Tuesday 18th September 2018 – Dr Frank Ashwood – Earthworms
Earthworms are recognised ecosystem engineers, proving invaluable services to humanity and transforming and improving the soil habitat for other organisms. Most naturalists are aware of their fundamental ecological importance, but few have detailed knowledge of any of our 30 or so native British species. Frank’s PhD was entitled ‘Woodland Restoration on Landfill Sites: Earthworm Activity and Ecosystem Service Provision’. He is a soil ecologist working within Forest Research’s soil sustainability research group. Here Frank will describe earthworms’ behind-the-scenes work, which underlies the productivity and diversity of the natural systems we see every day.
Brilliant talk last night at the first Bath Nats indoor meeting of the season. Who knew, for instance, how many different species there are, or how to tell the head from the tail and even how mature they might be? Who knew exactly how they move, and that they achieve this with tiny – almost invisible bony ‘feet’. Sea fishermen would know how fiercely a lugworm can resist being pulled out of the sand, but I never knew the mechanism by which it achieves this strength, (the ‘bony’ feet are sharp, like teeth). There was so much to take in, but for me, the take-away point was that digging – i.e. disrupting the upper soil layer does the earthworms no good at all. I’ve always wondered if the “no-dig” school had any scientific underpinning at all, but last night we had it in (sorry) spadefuls! Here’s a link to The Earthworm Society of Britain should you be interested in becoming a field recorder or just winning a surprise victory in a pub quiz – https://www.earthwormsoc.org.uk
However, when you’re faced with an allotment that looks like a weed infested field interlaced with an impermeable layer of old plastic carpet, there doesn’t seem much future in covering it with more black plastic and hoping when you come back in six months, you’ll be digging in a foot of weed free loam. That’s to say, digging is the only show in town. Bindweed, couch grass and creeping buttercup – to name but three – laugh at black plastic and regard weed control mat as a kind of play pen. At which point many new allotmenteers either give up altogether or turn to glyphosate to do the work for them.
So my second take home point from the talk is that if digging is disruptive to worms, glyphosate and most other chemicals are downright poisonous. As always the point is not to allow the perfect to drive out the good, and the fact is that digging is the hard but necessary first step in creating good soil on the allotment. Once you’ve got the upper hand, which might take a couple of seasons of weeding and hoeing, but during which you’ll still be able to grow things; then you can ease up on the digging and use deep mulches to feed the worms and the soil at the same time.
As it happens we were moving in the ‘no-dig’ direction in any case and I’ve already started a trial and I’m breaking at least two of the gardening dogma at once.
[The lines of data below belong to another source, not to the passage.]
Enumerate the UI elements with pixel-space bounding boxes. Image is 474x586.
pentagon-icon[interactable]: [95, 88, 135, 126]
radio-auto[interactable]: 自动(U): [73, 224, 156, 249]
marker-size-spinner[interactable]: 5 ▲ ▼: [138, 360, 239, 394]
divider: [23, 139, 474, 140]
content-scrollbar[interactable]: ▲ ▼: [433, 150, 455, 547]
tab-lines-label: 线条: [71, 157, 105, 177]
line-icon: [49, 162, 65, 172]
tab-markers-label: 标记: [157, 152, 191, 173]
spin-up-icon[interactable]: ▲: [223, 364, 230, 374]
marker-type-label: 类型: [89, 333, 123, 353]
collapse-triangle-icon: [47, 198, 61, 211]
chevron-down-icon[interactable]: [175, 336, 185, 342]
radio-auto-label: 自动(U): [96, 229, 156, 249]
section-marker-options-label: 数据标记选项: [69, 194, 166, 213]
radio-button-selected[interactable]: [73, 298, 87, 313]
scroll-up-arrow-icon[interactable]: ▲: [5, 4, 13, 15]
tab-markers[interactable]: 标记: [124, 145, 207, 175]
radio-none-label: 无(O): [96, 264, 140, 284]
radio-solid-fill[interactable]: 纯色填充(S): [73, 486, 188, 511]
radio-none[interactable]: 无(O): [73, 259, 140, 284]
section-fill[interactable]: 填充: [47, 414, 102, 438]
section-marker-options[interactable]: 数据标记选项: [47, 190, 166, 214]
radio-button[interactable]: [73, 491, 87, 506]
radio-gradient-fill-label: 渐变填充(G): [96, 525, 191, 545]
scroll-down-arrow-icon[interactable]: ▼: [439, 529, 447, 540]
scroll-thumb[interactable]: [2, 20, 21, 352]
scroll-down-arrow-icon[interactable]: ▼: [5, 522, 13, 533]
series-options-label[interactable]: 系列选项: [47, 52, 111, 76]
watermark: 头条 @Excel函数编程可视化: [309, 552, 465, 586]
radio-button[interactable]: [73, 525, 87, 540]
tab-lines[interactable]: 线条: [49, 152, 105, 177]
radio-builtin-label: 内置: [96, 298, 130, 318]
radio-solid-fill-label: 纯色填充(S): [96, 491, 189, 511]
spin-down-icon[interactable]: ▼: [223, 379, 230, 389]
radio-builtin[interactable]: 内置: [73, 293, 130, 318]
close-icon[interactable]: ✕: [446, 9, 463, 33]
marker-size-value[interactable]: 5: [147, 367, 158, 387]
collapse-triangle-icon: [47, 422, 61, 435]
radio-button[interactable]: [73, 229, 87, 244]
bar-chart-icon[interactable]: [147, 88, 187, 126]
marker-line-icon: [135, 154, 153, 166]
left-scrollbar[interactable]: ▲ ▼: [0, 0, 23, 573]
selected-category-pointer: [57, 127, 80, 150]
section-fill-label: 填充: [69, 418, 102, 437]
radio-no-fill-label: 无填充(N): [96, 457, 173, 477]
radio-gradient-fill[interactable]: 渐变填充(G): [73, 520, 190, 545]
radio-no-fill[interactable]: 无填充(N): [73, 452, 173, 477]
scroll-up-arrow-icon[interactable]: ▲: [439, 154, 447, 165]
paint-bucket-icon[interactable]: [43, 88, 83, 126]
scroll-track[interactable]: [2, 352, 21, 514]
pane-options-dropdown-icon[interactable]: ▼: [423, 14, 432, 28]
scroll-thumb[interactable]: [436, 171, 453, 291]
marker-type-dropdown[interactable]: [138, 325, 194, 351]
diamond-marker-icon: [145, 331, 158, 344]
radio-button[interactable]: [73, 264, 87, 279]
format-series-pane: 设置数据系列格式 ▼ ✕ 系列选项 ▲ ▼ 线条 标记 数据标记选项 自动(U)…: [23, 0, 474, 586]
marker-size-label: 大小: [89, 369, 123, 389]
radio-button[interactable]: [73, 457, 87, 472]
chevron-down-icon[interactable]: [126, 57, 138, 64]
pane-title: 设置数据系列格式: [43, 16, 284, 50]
I’ve sown some very late carrots in two adjoining cold frames – one lot straight into Sylva Grow compost and the other into composted manure – so that’s apparently certain to result in forked roots according to the rules. The other broken rule is that I didn’t dig the underlying soil at all and so the compost is lying on undug (but weed free) ground. We’ll see the results of my trial in the spring and I’ll post about it good or bad.
The hole in the corner of the frame was almost certainly made by a rat. They’re ubiquitous in Bath: just one of the things the Council wouldn’t like to be better known!